When Beleskey's played a top-six role, Julien has had a good idea of what he'll bring. Beleskey's been one of the Bruins' six reliable forwards, along with Bergeron, Krejci, Marchand, Eriksson, and Spooner. That has not been the case when Beleskey and Kemppainen are together on the No. 3 line.
Around the league, third lines are difference-making units. In the East, Washington's Jason Chimera, Marcus Johansson, and Tom Wilson set the standard. On Tuesday, the Bruins didn't enjoy playing against Anaheim's Patrick Maroon, Rickard Rakell, and Corey Perry, which is among the better No. 3 groups in the West.
Sweeney's hope is that Pastrnak (who was assigned to Providence to play in Friday's game against Springfield) will find traction in the second half. If the 19-year-old can be dependable defensively and dangerous offensively, Spooner can go down to stabilize the third line. Otherwise, Sweeney's priority will be to target right-wing help, especially if the Bruins believe they are best served trading Eriksson instead of re-signing the pending unrestricted free agent.

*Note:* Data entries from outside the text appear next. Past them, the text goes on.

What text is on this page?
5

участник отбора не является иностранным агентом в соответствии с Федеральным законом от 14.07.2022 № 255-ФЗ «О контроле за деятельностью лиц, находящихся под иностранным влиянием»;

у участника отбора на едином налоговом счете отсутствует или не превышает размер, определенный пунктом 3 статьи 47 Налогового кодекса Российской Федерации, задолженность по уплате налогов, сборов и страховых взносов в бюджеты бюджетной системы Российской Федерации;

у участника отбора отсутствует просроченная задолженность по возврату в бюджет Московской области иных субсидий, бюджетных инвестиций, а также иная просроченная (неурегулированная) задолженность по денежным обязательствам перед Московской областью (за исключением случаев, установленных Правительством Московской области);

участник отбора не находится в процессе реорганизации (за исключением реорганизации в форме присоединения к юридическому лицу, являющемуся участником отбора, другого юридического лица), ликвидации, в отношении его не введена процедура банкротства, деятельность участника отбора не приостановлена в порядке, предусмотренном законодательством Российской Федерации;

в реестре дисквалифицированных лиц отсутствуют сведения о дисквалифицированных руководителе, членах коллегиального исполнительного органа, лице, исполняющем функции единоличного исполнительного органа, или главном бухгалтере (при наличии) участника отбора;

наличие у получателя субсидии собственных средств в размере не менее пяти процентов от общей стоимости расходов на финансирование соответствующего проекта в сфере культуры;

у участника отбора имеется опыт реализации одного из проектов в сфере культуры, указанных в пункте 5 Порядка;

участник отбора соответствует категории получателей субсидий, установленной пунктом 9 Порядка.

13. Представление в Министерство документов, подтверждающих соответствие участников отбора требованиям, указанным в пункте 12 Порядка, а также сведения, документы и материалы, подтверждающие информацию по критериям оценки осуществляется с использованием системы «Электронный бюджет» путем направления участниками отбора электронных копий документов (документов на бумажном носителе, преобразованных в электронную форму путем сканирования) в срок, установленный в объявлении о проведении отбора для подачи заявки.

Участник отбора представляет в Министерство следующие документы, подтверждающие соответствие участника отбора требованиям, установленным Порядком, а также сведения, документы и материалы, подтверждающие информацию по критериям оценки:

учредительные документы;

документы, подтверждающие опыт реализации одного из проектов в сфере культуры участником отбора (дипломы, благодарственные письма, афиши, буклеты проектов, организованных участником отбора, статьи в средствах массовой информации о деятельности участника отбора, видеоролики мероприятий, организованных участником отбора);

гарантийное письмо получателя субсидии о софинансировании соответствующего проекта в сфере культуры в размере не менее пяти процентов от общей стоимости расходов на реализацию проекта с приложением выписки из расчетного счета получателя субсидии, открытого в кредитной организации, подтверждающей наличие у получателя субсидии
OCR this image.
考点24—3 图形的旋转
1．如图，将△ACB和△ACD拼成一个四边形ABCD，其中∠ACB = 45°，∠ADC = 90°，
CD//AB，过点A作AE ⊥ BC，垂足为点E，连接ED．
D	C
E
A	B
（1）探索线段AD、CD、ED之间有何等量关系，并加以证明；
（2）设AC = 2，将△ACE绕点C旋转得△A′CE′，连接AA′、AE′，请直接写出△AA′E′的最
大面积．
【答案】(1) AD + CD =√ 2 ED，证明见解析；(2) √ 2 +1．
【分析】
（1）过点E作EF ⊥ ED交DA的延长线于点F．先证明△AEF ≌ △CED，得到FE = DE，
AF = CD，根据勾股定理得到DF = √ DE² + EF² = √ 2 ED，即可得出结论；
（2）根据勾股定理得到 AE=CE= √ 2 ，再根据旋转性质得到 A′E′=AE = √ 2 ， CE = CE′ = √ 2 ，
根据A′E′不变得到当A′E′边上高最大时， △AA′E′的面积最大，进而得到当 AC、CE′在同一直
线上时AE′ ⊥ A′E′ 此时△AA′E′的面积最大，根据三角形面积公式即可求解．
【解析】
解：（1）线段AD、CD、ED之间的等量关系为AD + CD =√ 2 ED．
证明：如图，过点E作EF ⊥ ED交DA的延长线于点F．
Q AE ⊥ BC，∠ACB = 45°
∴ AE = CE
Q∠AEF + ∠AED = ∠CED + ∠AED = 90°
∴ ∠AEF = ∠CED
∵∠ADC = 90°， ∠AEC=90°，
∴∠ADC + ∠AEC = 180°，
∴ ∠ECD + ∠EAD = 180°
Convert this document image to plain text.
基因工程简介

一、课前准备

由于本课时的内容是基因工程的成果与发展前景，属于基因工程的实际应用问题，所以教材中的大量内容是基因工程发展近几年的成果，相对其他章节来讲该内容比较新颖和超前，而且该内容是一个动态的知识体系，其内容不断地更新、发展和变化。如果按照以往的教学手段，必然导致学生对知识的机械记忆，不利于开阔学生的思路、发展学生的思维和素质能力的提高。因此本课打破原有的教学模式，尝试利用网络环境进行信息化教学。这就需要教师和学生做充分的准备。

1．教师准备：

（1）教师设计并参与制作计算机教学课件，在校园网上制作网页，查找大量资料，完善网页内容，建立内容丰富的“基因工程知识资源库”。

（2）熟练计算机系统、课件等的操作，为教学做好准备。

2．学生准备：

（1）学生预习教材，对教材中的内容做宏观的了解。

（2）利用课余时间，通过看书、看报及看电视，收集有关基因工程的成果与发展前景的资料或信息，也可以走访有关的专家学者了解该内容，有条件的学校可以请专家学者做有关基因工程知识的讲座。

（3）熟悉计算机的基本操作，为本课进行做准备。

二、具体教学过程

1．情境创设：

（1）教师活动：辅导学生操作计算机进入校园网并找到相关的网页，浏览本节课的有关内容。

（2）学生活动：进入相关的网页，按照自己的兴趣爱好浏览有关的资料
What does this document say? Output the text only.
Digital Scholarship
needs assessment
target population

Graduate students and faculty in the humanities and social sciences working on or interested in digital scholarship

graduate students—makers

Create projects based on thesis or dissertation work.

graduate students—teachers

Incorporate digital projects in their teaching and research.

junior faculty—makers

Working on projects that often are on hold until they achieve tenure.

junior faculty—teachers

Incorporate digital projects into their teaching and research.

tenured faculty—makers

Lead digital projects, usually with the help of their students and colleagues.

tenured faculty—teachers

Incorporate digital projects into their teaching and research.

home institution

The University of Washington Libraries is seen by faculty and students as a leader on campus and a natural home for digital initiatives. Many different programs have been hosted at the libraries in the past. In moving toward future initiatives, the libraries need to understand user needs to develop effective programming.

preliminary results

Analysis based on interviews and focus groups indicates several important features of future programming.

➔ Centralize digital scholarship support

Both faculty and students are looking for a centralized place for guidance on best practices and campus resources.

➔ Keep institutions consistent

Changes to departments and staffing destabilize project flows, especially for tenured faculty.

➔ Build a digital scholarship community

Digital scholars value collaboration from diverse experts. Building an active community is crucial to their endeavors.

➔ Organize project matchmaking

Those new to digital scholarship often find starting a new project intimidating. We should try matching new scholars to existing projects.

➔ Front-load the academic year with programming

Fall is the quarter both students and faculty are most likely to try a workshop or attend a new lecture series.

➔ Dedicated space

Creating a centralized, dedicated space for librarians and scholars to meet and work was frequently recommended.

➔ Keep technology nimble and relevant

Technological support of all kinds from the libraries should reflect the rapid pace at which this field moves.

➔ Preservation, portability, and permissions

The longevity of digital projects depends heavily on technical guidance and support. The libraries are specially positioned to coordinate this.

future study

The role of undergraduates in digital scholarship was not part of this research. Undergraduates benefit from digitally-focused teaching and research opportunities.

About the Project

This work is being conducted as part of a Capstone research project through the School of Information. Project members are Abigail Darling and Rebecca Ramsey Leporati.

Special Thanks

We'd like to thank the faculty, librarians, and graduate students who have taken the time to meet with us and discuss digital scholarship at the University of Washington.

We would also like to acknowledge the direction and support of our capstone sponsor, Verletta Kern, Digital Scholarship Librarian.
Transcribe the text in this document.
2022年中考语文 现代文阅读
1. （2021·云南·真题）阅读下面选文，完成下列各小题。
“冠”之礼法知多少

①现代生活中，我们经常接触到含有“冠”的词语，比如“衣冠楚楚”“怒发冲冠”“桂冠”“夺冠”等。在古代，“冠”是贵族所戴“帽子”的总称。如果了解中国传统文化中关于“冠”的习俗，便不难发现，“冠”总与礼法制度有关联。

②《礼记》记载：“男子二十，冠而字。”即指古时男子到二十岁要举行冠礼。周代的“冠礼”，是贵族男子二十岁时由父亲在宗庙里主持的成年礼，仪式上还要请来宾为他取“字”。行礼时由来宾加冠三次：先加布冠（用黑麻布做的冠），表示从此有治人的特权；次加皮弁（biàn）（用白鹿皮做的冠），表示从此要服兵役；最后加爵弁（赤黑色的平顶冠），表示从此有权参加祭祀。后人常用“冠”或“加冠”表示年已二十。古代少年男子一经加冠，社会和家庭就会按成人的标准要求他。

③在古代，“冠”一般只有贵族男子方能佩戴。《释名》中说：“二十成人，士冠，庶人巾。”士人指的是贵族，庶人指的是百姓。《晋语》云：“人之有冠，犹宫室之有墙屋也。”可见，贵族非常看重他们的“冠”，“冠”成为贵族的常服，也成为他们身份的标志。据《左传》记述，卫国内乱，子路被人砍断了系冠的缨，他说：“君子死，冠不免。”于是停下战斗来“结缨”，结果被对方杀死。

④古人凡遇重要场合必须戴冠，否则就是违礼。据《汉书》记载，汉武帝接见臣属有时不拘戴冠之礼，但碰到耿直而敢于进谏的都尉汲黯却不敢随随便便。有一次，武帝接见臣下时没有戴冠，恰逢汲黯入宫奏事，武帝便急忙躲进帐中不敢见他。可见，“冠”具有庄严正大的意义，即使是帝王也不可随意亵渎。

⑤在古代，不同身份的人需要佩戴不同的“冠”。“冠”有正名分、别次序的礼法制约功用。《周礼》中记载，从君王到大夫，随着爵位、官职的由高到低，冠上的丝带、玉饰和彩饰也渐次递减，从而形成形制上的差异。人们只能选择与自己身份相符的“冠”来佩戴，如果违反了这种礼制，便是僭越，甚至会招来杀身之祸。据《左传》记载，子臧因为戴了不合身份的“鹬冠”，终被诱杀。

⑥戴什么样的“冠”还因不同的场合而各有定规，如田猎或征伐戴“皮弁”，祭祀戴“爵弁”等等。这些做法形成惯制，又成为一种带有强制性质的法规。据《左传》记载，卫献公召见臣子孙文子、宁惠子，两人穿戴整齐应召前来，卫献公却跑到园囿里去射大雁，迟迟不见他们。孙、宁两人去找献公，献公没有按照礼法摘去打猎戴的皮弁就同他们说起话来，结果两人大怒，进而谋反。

Sweeney's other deficiency is on the blue line. It's not as pressing to find a Band-Aid solution there. The defense has stabilized after a rotten start. Colin Miller and Joe Morrow are in a game-to-game fight to stay out of the press box. Adam McQuaid has missed 11 games because of a concussion. The addition of a young top-four defenseman is more realistic during the summer than before the Feb. 29 trade deadline.
The Bruins are not an elite team. But in the East, only Washington deserves such classification. With improvements, the Bruins can rip off a run.